Beyond data poisoning in federated learning

The current boom of artificial intelligence (AI) is based upon neural networks (NNs). In order for these to be useful, the network has to undergo a machine learning (ML) process: work over a series of inputs, and adjust the inner weights of the connections between neurons so that each of the data samples the network was trained on produces the right set of labels for each item. Federated learning (FL) appeared as a reaction given the data centralization power that traditional ML provides: instead of centrally controlling the whole training data, various different actors analyze disjoint subsets of data, and provide only the results of this analysis, thus increasing privacy while analyzing a large dataset. Finally, given multiple actors are involved in FL, how hard is it for a hostile actor to provide data that will confuse the NN, instead of helping it reach better performance? This kind of attack is termed a poisoning attack, and is the main focus of this paper. The authors set out to research how effective can a hyperdimensional data poisoning attack (HDPA) be to confuse a NN and cause it to misclassify both the items trained on and yet unseen items.

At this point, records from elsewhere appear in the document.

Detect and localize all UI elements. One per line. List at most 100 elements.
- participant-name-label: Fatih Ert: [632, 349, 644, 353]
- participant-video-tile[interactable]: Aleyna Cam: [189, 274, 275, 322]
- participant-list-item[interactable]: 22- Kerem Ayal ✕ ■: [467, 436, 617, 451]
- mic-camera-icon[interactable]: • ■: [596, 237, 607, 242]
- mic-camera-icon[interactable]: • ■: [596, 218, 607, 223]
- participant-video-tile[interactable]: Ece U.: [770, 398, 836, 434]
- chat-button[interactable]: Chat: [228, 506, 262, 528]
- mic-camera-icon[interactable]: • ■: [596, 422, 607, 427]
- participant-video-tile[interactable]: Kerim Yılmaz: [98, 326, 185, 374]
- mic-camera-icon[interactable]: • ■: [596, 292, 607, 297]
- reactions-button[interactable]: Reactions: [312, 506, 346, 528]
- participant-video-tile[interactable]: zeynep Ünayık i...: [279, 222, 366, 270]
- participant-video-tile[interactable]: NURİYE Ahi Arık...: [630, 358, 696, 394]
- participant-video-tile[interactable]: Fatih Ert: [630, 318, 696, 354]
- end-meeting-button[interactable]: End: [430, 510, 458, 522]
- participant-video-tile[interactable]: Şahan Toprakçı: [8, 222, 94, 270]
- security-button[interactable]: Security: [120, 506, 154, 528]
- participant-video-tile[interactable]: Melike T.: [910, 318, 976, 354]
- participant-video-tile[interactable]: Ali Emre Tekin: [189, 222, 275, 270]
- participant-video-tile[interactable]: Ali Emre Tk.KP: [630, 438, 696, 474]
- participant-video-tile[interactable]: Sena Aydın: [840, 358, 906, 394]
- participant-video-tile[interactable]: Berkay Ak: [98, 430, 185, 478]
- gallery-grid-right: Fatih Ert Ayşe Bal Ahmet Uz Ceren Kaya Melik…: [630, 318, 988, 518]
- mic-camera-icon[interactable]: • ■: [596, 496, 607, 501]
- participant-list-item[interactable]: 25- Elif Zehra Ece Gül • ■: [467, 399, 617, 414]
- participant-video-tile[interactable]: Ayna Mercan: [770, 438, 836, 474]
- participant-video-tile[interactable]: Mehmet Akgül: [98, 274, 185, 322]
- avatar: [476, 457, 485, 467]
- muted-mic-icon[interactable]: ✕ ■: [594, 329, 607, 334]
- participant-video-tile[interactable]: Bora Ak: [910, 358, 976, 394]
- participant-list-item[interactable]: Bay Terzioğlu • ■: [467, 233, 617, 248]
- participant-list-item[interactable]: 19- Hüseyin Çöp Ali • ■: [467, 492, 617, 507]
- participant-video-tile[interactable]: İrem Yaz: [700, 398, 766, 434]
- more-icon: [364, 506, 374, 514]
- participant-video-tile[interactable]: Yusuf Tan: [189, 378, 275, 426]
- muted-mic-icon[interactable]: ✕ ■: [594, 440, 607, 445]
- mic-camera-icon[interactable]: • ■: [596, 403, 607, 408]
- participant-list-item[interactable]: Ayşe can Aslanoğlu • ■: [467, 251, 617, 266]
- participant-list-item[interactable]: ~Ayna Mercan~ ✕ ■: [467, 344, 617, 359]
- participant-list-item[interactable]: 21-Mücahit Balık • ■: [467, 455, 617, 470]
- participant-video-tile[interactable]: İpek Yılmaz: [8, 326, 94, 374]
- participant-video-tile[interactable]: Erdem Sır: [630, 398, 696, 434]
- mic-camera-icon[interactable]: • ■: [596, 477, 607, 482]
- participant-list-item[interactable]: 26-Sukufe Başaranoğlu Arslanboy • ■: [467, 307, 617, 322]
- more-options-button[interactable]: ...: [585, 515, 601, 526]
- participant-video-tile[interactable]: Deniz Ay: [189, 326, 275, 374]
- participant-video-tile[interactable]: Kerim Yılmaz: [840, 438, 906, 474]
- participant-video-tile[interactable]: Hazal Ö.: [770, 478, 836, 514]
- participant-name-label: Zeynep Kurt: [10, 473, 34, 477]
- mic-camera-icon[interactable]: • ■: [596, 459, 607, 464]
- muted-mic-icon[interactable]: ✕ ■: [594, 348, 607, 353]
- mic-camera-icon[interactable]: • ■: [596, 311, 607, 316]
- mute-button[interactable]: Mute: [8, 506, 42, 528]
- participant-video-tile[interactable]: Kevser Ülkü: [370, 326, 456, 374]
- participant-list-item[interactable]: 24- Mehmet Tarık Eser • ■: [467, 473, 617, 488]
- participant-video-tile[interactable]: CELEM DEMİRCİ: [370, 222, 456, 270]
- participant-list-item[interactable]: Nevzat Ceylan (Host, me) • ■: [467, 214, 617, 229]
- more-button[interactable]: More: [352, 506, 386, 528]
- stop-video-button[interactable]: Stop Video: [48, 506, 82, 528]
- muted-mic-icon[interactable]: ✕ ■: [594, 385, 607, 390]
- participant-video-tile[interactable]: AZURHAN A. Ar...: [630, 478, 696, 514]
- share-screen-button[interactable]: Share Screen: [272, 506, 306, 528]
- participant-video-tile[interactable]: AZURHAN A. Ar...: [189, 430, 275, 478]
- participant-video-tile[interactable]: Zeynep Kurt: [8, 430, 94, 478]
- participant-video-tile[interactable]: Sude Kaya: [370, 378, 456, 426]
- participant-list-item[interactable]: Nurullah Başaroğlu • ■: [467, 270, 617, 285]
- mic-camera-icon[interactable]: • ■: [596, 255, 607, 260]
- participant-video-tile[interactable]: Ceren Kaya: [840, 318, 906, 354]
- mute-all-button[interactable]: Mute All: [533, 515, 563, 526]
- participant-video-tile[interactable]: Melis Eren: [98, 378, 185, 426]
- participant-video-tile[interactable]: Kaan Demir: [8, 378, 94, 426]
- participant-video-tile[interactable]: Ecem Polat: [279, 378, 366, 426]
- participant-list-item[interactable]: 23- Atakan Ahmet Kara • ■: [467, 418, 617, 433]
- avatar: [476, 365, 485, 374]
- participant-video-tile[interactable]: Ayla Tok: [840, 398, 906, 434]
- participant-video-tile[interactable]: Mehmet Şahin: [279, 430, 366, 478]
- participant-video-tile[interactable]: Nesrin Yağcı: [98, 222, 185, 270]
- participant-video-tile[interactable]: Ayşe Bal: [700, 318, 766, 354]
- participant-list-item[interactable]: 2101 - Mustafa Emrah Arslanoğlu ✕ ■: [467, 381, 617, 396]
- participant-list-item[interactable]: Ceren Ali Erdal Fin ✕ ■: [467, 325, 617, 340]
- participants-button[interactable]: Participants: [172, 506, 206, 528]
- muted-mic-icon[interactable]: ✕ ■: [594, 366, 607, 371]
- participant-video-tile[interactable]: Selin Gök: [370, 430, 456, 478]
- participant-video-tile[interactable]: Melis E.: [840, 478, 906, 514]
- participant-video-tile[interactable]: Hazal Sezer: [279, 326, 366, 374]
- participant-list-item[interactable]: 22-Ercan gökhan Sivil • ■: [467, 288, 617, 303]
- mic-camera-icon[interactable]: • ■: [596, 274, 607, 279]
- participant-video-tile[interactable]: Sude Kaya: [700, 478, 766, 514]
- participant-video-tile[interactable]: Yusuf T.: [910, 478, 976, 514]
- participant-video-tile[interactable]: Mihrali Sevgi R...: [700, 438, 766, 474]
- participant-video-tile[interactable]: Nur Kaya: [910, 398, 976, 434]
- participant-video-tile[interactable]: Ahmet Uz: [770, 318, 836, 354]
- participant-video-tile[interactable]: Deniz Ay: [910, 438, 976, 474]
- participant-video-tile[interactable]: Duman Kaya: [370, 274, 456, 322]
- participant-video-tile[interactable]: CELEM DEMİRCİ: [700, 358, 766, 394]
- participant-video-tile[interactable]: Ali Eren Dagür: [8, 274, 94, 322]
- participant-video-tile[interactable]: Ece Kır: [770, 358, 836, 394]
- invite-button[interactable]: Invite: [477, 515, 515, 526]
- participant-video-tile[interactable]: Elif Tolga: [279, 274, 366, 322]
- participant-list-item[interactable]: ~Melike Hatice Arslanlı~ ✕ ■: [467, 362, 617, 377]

Data used for NN training is usually represented as a large set of orthogonal vectors, each describing a different aspect of the item, allowing for very simple vector arithmetic operations. Thus, NN training is termed as high-dimensional or hyperdimensional. The attack method described by the authors employs cosine similarity, that is, in order to preserve similarity, a target hypervector is reflected over a given dimension, yielding a cosine-similar result that will trick ML models, even if using byzantine-robust defenses.

The paper is clear, though not an easy read. It explains in detail the mathematical operations, following several related although different threat models. The authors present the results of the experimental evaluation of their proposed model, comparing it to several other well-known adversarial attacks for visual recognition tasks, over pre-labeled datasets frequently used as training data, such as MNIST, Fashion-MNIST and CIFAR-10. They show that their method is not only more effective as an attack, but falls within the same time range as other surveyed attacks.

Adversarial attacks are, all in all, an important way to advance any field of knowledge; by publishing this attack, the authors will surely spark other works to detect and prevent this kind of alteration. It is important for AI implementers to understand the nature of this field and be aware of the risks that this work, as well as others cited in it, highlight: ML will train a computer system to recognize a dataset, warts and all; efficient as AI is, if noise is allowed into the training data (particularly adversarially generated noise), the trained model might present impaired performance.